Nor does FDA's happy version jibe with Baxter chief science officer Norbert Reidel's pointed plea for access in a Baxter press release that same day: "We're at a critical juncture in the investigation and further progress can be accelerated with the cooperation of the consolidators and workshops."
Wang Fei-ling suggests that it's local officials, not SFDA, who have the different agenda. "The last thing any local government wants is an investigation that will probably implicate them in all sorts of bribes and kickbacks," he says.
But now that the SFDA is in gear, a major criminal investigation will likely push everything else off their agenda.

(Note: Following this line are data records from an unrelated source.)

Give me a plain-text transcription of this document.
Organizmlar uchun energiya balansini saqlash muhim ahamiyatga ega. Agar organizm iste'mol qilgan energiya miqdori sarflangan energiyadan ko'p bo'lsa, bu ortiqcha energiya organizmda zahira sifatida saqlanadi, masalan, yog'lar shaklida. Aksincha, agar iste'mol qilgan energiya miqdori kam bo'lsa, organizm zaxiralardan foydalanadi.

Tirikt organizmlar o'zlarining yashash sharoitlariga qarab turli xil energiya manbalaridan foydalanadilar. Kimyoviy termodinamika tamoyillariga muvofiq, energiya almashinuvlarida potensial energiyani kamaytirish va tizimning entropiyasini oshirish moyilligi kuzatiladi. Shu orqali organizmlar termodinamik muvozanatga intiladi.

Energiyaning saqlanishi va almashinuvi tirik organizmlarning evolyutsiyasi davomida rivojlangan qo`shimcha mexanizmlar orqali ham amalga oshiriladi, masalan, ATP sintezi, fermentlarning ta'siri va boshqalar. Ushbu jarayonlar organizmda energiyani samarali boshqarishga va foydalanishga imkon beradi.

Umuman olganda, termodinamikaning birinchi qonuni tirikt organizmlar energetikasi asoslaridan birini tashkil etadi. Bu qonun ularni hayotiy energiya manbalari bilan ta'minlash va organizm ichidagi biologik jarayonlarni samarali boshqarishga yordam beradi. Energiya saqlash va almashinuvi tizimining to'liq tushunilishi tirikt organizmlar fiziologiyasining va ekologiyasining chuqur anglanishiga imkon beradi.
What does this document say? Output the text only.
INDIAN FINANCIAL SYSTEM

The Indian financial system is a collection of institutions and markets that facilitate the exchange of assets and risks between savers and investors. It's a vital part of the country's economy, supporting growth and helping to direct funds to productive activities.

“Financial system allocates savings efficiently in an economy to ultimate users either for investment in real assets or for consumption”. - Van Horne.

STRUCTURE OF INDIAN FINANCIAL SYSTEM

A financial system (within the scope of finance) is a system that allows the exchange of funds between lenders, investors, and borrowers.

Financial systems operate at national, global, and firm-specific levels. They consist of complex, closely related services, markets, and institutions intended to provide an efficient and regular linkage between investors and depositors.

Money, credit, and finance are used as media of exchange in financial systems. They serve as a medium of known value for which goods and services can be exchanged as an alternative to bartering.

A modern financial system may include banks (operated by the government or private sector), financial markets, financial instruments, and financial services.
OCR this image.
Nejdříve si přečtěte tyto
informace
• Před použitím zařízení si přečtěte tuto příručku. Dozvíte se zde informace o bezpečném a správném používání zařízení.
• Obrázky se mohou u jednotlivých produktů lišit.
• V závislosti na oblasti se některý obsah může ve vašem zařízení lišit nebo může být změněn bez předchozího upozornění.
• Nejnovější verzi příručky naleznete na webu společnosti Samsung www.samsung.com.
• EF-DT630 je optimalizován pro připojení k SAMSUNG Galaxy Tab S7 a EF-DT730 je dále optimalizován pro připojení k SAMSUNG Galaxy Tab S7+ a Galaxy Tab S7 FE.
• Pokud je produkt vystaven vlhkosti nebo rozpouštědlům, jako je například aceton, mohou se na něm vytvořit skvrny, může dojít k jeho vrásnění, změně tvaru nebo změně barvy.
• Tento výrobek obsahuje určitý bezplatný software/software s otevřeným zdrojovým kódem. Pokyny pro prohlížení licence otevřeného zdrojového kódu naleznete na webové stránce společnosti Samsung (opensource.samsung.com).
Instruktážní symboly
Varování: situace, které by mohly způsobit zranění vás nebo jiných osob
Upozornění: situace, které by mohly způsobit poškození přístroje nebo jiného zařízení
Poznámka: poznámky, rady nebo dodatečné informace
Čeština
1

In early March, it was reported that SFDA was being downgraded and placed under the control of the new, massive Ministry of Health, which will set drug and food safety policies.
Meantime, FDA head Andrew von Eschenbach scrambled to answer his congressional critics by announcing FDA Without Borders, a plan to base FDA inspectors and technical advisers in China, India, the Middle East, and three other regions. He also requested a permanent FDA presence at the US embassy in Beijing and two US consulates in China.
And among a flurry of legislation, the most likely to gain traction is a bill sponsored by Democratic Senators Charles Schumer (NY) and Edward Kennedy (MA) to jack up FDA funding to increase inspections of foreign drug factories. Still, insiders like Sheldon Bradshaw remain skeptical. "The agency will still be woefully underfunded," he says. "Dealing with the hypocrisy of Congress was the most frustrating thing about my tenure as chief counsel. They constantly complain about FDA failures but handcuff the agency by not appropriating sufficient resources."
It remains to be seen what fate will befall whoever is behind the lethal fake heparin. China is know to execute drug counterfeiters whose victims are Chinese while entirely overlooking those responsible for killing foreigners. But with the Ministry of Health in charge and the Olympic on deck, the heparin investigation is likely to break that pattern.
As for pharma and China, CEO Guy Villax's longtime experience keeps him bullish. "China offers an excellent environment for world-class manufacturing," he says. "But because enforcement is inadequate, many rogue players have the opportunity to make vast margins—especially in generic drugs—by putting the lives of patients at risk."
His firm, Hovione, last month purchased 75 percent of Hisyn Pharmaceutical, with development labs in Shanghai and a huge API plant nearby. "Squeeze the price, and you push suppliers into cutting corners and providing substandard product," he says. "But if you encourage high standards and support increased costs, you can expect to collect in a later harvest."